I mumble, – Ignore it, – watching the man that walks along the street. Gee, this is something! The mixture of younger Arnold Shwarzenegger and older Clint Eastwood. Very funny. The man notices my sarcastic look and walks faster.
I raise my hand and the yellow limo stops by the sidewalk in an instant.
– Lenia, your complaint was ignored!
– Nevermind…
This can go forever, but I have no time for games now… I get into the car, the driver, a smiling guy with the perfect hairdo dressed in starched shirt, turns to me. I prefer this type of drivers: well trained and brief ones.
– Deep-Transit Company is glad to welcome you!

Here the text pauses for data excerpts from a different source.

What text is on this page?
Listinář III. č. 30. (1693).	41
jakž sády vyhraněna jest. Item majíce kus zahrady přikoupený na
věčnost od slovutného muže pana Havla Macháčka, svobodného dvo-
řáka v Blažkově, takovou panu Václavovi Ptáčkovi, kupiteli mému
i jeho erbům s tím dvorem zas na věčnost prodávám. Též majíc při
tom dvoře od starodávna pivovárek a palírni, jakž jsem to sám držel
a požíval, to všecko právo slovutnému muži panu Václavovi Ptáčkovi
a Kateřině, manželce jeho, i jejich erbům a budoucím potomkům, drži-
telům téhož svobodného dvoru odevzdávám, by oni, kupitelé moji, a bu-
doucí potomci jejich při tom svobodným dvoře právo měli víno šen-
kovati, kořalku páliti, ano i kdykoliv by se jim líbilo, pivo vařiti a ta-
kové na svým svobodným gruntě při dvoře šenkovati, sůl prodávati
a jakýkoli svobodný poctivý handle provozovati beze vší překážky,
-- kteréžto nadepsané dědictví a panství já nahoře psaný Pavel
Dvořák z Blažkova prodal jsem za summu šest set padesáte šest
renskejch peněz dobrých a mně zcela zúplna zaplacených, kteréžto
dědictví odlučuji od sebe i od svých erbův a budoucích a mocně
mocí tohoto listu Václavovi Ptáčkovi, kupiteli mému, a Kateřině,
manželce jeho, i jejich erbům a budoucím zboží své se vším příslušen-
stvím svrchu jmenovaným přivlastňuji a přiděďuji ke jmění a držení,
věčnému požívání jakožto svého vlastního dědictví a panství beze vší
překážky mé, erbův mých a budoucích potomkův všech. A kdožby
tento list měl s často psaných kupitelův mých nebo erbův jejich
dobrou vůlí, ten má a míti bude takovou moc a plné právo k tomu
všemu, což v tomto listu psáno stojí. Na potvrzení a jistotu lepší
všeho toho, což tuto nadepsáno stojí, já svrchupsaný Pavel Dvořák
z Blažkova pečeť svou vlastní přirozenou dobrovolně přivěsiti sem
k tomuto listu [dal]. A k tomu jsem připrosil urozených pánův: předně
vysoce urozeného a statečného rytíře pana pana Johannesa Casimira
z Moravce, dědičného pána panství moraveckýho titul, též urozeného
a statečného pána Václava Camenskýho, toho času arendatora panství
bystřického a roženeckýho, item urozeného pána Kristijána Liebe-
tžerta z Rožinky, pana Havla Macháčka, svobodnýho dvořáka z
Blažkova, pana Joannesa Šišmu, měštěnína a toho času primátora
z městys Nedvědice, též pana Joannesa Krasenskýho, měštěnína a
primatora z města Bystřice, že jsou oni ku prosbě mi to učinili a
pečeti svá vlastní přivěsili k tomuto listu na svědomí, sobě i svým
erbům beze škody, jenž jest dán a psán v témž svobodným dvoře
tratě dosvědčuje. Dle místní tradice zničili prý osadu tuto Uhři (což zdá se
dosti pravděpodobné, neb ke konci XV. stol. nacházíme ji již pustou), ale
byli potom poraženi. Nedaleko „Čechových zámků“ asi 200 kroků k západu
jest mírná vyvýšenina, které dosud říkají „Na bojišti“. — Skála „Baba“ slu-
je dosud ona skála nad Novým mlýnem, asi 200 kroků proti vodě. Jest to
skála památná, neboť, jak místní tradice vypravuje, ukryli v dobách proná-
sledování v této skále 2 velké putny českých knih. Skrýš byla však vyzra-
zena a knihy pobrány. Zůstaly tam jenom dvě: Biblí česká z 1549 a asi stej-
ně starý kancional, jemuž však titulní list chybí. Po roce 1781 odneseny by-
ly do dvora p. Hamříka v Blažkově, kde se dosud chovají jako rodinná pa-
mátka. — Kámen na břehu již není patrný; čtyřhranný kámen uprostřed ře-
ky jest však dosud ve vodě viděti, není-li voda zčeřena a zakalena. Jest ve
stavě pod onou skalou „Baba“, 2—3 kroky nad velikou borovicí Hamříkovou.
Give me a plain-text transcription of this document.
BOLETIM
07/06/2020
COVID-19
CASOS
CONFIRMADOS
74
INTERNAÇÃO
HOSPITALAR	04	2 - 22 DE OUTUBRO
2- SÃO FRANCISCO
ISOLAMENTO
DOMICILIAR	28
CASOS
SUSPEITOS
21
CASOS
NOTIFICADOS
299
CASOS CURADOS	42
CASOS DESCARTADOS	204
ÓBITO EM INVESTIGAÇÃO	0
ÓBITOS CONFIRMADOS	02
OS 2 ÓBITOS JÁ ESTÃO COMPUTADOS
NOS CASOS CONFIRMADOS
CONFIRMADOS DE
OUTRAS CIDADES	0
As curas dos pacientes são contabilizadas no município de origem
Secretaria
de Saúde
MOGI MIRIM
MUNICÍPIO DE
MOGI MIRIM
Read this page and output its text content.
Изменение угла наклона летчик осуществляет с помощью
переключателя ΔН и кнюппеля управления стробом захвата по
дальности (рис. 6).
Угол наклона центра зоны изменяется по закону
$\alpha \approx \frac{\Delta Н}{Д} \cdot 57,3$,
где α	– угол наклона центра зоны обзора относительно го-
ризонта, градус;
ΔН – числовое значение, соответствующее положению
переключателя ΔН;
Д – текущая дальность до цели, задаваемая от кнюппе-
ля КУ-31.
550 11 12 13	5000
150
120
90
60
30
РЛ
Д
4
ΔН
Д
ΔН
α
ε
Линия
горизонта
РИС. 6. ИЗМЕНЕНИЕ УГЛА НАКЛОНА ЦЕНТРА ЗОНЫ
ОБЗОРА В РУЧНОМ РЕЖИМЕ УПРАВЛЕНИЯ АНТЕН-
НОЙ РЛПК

He doesn't say the name – the program stopped the taxi anonymously.
– How will you pay?
– Like this, – I say getting the revolver out of my pocket and hit the guy on the temple really hard. He tries to block me but it's too late. I look at his pale face, shook him by the collar and order:
– Al-Kabar block.
– This address doesn't exist – says the driver. He's knocked out and conquered.
– Al-Kabar. 8-7-7-3-8. – the simple code opens the access to Deep-Transit's service addresses. I could manage without hitting the driver but in this case information about the ride would remain in the company's files.
– You've got it, – the driver is cheerful and helpful again.
The car is off. I look into the window: residence blocks fly by, packed with skyscrapers inhabited by Deeptown's small fry and huge luxury corporate offices. Long gray IBM buildings, splendid Microsoft's palaces, tracery towers of AOL, a bit more modest offices of other leaders of computer industry.
There are plenty of others of course: furniture, grub, real estate sales firms, travel agencies, transportation companies, hospitals… even the least alive and kicking company tends to open its office in Deeptown.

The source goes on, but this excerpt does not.